Closed wd-hub closed 5 years ago

wd-hub commented 6 years ago

I tried to train the network with the released pytorch code, I did this with the recommended one, i.e. 3-1. Case (2), with the default configuration. The final classification accuracy @1 is 87.75 after 1000 epochs, which is much worse than that presented in the paper ( 96.39 with AlexNet).
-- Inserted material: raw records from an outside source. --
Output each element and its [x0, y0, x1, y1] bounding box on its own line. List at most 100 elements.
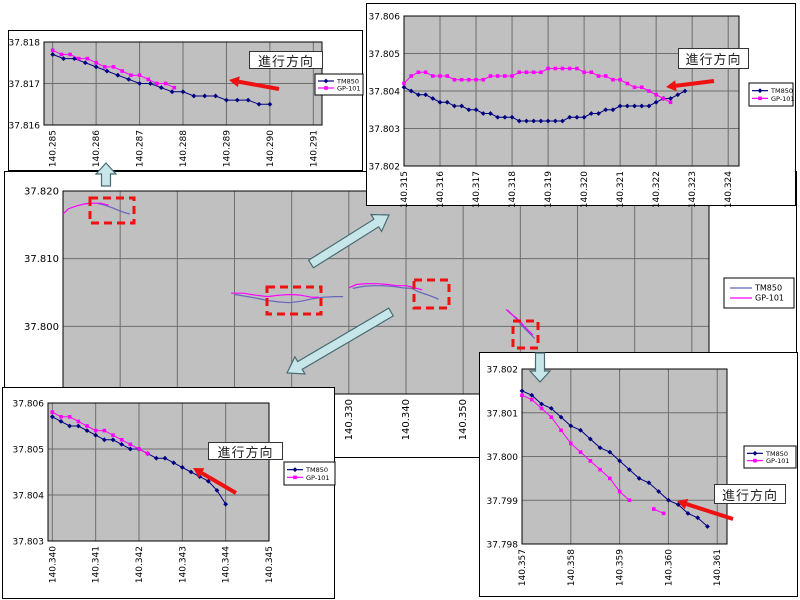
direction-arrow-head: [229, 76, 240, 88]
gp101-marker: [549, 415, 554, 419]
gp101-marker: [423, 70, 428, 75]
tm850-marker: [752, 450, 758, 456]
y-tick-label: 37.817: [9, 80, 40, 90]
y-tick-label: 37.805: [13, 446, 45, 456]
legend-label: GP-101: [306, 474, 330, 482]
y-tick-label: 37.803: [13, 538, 45, 548]
series-gp-101: [348, 283, 423, 291]
gp101-marker: [488, 74, 493, 78]
gp101-marker: [93, 428, 98, 433]
gp101-marker: [639, 85, 644, 90]
tm850-marker: [568, 423, 574, 429]
series-tm850: [96, 202, 131, 215]
tm850-marker: [581, 114, 587, 120]
tm850-marker: [61, 56, 66, 61]
y-tick-label: 37.810: [24, 254, 59, 265]
x-tick-label: 140.344: [222, 546, 232, 583]
legend-box: [283, 461, 336, 486]
tm850-marker: [545, 118, 551, 124]
tm850-marker: [610, 107, 616, 113]
tm850-marker: [104, 68, 110, 74]
x-tick-label: 140.345: [265, 546, 275, 583]
tm850-marker: [560, 118, 565, 124]
gp101-marker: [758, 96, 762, 101]
tm850-marker: [101, 437, 107, 443]
tm850-marker: [223, 501, 229, 507]
gp101-marker: [146, 77, 151, 82]
tm850-marker: [639, 103, 645, 109]
tm850-marker: [603, 107, 609, 113]
gp101-marker: [578, 450, 583, 454]
y-tick-label: 37.799: [487, 497, 519, 507]
tm850-marker: [58, 419, 64, 424]
gp101-marker: [111, 65, 116, 69]
inset-chart-upper-left: 140.285 140.286 140.287 140.288 140.289 140.2…: [8, 30, 364, 171]
tm850-marker: [538, 118, 544, 124]
tm850-marker: [596, 111, 601, 116]
direction-arrow-head: [193, 468, 205, 478]
y-tick-label: 37.802: [369, 163, 401, 173]
y-tick-label: 37.816: [9, 122, 40, 132]
tm850-marker: [213, 93, 218, 99]
tm850-marker: [509, 114, 515, 120]
gp101-marker: [438, 74, 442, 78]
gp101-marker: [474, 77, 478, 82]
gp101-marker: [520, 393, 524, 398]
gp101-marker: [596, 74, 601, 78]
gp101-marker: [59, 415, 63, 419]
tm850-marker: [597, 445, 603, 451]
tm850-marker: [202, 93, 208, 99]
gp101-marker: [402, 81, 406, 86]
x-tick-label: 140.323: [688, 171, 698, 207]
x-tick-label: 140.358: [567, 549, 577, 586]
tm850-marker: [82, 60, 88, 66]
tm850-marker: [444, 99, 450, 105]
gp101-marker: [103, 65, 107, 69]
y-tick-label: 37.804: [13, 492, 45, 502]
tm850-marker: [171, 460, 177, 466]
gp101-marker: [111, 433, 115, 437]
x-tick-label: 140.322: [652, 171, 662, 207]
direction-of-travel-label: 進行方向: [208, 442, 283, 461]
series-tm850: [352, 285, 439, 300]
y-tick-label: 37.806: [369, 13, 401, 23]
gp101-marker: [603, 74, 608, 78]
tm850-marker: [636, 475, 642, 481]
tm850-marker: [191, 93, 197, 99]
direction-arrow-head: [666, 80, 677, 92]
inset-chart-lower-right-canvas: 140.357 140.358 140.359 140.360 140.361 37.79…: [487, 366, 797, 586]
tm850-marker: [267, 101, 273, 107]
tm850-marker: [519, 388, 525, 394]
tm850-marker: [548, 405, 554, 411]
gp101-marker: [598, 467, 602, 472]
tm850-marker: [180, 89, 186, 95]
gp101-marker: [539, 406, 544, 411]
gp101-marker: [575, 66, 579, 71]
x-tick-label: 140.320: [580, 171, 590, 207]
gp101-marker: [85, 56, 90, 61]
gp101-marker: [588, 459, 593, 463]
gp101-marker: [495, 74, 500, 78]
tm850-marker: [473, 107, 479, 113]
gp101-marker: [416, 70, 421, 75]
tm850-marker: [488, 111, 493, 116]
legend-label: TM850: [765, 450, 788, 458]
tm850-marker: [214, 488, 220, 493]
tm850-marker: [617, 458, 623, 464]
gp101-marker: [459, 77, 464, 82]
x-tick-label: 140.324: [724, 171, 734, 207]
gp101-marker: [661, 96, 666, 101]
legend-label: GP-101: [771, 95, 795, 103]
legend-box: [723, 277, 795, 309]
tm850-marker: [323, 78, 329, 84]
gp101-marker: [625, 81, 630, 86]
gp101-marker: [608, 476, 612, 481]
x-tick-label: 140.343: [178, 546, 188, 583]
y-tick-label: 37.802: [487, 366, 519, 376]
direction-arrow: [238, 79, 280, 91]
gp101-marker: [445, 74, 450, 78]
gp101-marker: [50, 48, 55, 53]
y-tick-label: 37.801: [487, 409, 519, 419]
x-tick-label: 140.361: [713, 549, 723, 586]
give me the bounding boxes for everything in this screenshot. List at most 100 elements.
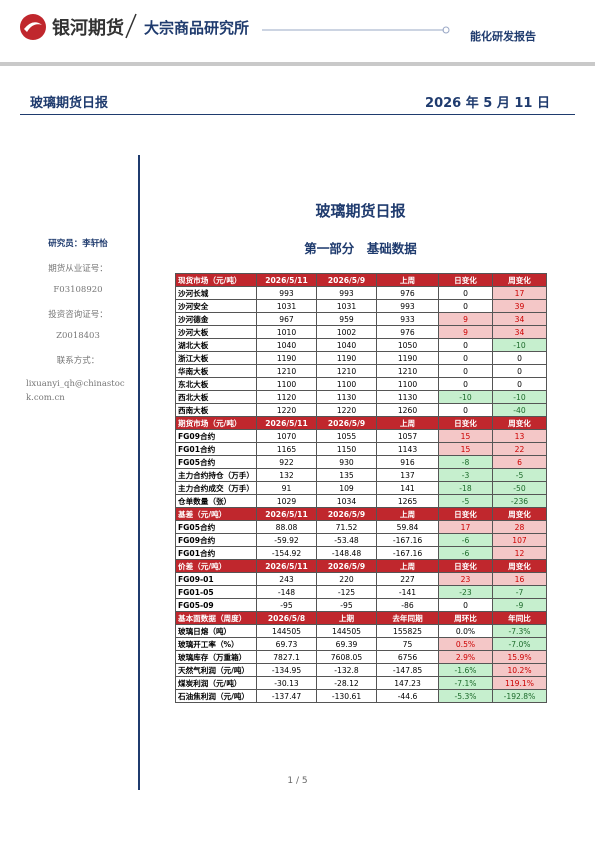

I'm wondering why I get so different result, how about your testing result?

Thanks!

kanezaki commented 6 years ago

Sorry for the delayed response. I found that the data shuffling didn’t work with the latest version of pytorch, which is now fixed. I also uploaded multi-view images of the full set of ModelNet40 (https://data.airc.aist.go.jp/kanezaki.asako/data/modelnet40v2png_ori4.tar). The performance could be still worse than the reported ones in our paper because I used the caffe library for them. Please see https://github.com/kanezaki/rotationnet for more details. Thanks!

ntuyt commented 5 years ago

Do you think the performance diffference between Caffe and Pytorch is caused by pre-trained model. As far as I know, the pre-trained AlexNet provided in pytorch is not as good as that provided in caffe.

kanezaki commented 5 years ago

Yes, it could be. Plus, I didn't tune the parameters (learning rate, batch size, epochs, etc.) for the pytorch codes, and that might also be the reason.